Tel Aviv is a modern international city on the sea. In a country the size of the State of New Jersey, it serves as the flagship of Israel and all that is possible. Tel Aviv’s promise and energy shows in the shops, the restaurants, the civic structures, and the historic artifacts that abound in the clean, safe, and constantly under development city. And it’s beaches. Which we drove quickly by in the rain.
We began the tour in the morning with the Port of Jaffa and an Statue of Faith on a hill in the small town lying at the edge of Tel Aviv. The whole area reeks of permanence and history that you find in few places around the world. Particularly in the United States.
But the legends of Jaffa are far older than Israel itself. The stones of the harbor are said to be the bones of the Kraken turned to stone by the head of Medusa held aloft by Perseus. This is the harbor Jonah sailed from before finding himself as whale chow. The port is more than 4,000 years old.
|Jaffa and Tel Aviv, weather removed for convenience.|
It is impossible not to be aware that you are standing on a paving stone on a street that may have been here at the same time they were completing the Great Pyramid in Egypt. That pretty much sums Israel up – no matter where you stand, sit, or lie, there are thousands of years of recorded history that involve the small piece of ground where you stand.
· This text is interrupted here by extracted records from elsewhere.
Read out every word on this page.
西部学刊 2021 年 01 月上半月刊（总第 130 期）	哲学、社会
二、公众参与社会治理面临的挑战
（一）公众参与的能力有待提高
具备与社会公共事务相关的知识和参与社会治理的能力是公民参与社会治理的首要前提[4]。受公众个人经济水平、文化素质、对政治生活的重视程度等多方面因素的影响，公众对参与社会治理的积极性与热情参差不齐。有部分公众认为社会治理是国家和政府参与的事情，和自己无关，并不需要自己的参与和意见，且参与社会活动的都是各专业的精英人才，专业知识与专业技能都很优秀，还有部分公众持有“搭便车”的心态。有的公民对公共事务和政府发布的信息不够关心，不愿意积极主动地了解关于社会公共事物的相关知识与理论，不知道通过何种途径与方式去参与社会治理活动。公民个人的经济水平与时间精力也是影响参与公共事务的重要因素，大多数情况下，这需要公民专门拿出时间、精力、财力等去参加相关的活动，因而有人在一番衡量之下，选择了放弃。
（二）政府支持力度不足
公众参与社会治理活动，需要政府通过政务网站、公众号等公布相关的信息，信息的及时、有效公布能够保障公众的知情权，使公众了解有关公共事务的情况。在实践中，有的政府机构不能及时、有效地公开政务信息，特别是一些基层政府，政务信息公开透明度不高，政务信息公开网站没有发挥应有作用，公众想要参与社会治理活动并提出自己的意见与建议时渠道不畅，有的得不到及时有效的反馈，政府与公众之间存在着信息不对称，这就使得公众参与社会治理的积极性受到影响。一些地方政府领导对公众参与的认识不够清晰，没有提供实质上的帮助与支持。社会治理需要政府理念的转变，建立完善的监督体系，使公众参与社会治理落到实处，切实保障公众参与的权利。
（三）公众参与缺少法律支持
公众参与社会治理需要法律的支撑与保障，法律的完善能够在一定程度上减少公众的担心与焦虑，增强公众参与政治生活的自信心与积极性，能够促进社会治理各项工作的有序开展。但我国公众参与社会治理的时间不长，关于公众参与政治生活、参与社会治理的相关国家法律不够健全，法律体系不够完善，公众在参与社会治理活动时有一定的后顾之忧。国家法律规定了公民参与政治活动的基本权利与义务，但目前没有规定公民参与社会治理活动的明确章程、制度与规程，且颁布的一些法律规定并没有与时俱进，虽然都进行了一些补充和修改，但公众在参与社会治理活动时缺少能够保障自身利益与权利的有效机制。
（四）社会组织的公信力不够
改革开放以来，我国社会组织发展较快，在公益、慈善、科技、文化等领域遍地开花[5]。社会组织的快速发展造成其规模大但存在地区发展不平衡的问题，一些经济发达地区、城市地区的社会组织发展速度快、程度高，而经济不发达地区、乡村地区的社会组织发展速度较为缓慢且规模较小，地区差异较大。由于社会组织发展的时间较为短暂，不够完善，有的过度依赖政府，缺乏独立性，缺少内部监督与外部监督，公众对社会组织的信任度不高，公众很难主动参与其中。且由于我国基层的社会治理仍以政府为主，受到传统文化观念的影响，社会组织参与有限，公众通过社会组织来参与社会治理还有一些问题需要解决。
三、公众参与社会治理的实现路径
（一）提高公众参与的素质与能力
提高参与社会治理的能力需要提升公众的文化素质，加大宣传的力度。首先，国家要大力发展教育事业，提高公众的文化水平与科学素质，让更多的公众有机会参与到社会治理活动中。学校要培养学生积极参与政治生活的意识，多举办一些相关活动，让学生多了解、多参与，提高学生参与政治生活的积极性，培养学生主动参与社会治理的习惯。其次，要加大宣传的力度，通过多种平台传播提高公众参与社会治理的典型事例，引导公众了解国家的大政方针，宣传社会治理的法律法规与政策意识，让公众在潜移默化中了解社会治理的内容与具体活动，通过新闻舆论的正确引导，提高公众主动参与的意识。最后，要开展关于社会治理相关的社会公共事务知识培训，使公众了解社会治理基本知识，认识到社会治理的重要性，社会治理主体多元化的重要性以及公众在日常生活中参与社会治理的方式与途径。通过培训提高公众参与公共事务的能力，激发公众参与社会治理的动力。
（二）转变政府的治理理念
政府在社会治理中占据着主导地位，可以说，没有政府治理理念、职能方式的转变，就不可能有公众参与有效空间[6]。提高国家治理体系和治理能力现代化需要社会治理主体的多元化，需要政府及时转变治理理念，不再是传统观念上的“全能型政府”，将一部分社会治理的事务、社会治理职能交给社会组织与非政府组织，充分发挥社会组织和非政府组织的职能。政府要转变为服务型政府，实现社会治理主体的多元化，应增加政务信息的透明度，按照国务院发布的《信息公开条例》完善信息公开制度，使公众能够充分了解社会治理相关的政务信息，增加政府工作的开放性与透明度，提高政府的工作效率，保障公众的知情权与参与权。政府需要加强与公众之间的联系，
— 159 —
Simon the Tanner owned the home behind this door. He hosted Peter the Apostle, who raised Tabitha from the dead and received a vision saying it was okay to eat animals traditionally unclean in Jewish tradition. This is it. The birthplace of BACON.
Well, he interpreted it to mean he could teach Christian doctrine to non-Jews. So this is also where the world-wide Christian religion began.
But also, BACON.
The area around Jaff was originally undeveloped land and swamp. This worthless land was purchased by the emigrating Jews and developed into neighborhoods. We toured the buildings, heard the history, and learned the origins of Tel Aviv and some of the modern nation of Israel.
|Orange trees bearing the famous Jaffa Oranges. In February!|
Lunch back in Tel Aviv and then we hit the road for Caesarea – our first architectural miracle built by Herod the Great. It has an intact ampitheatre,
and artifacts you can watch as the sea slowly takes them.
There’s also a gift shop – but this seems kind of half hearted, with a few snacks, some religious material, and t-shirts. It was the first time I’ve ever experienced a kind-of “myeh” approach to tourism. It wasn’t bad, but…is it sad I have high expectations for trinket presentation?
The ruins are old and, if you have any knowledge of Roman history or architecture, fascinating in that they were not built by Romans but to impress Romans. Herod basically out-Romaned the Romans in some respects.
There are even two still standing aquaducts along the beach that can be climbed up and walked, but the are full of sand and trash. Still, it’s amazing to stare down the line into the distance and try to imagine the scope of construction without modern equipment.
As the sun set, we boarded our bus to travel to Tiberius, the Sea of Galilee, and Kibbutz Maagan Holiday Village.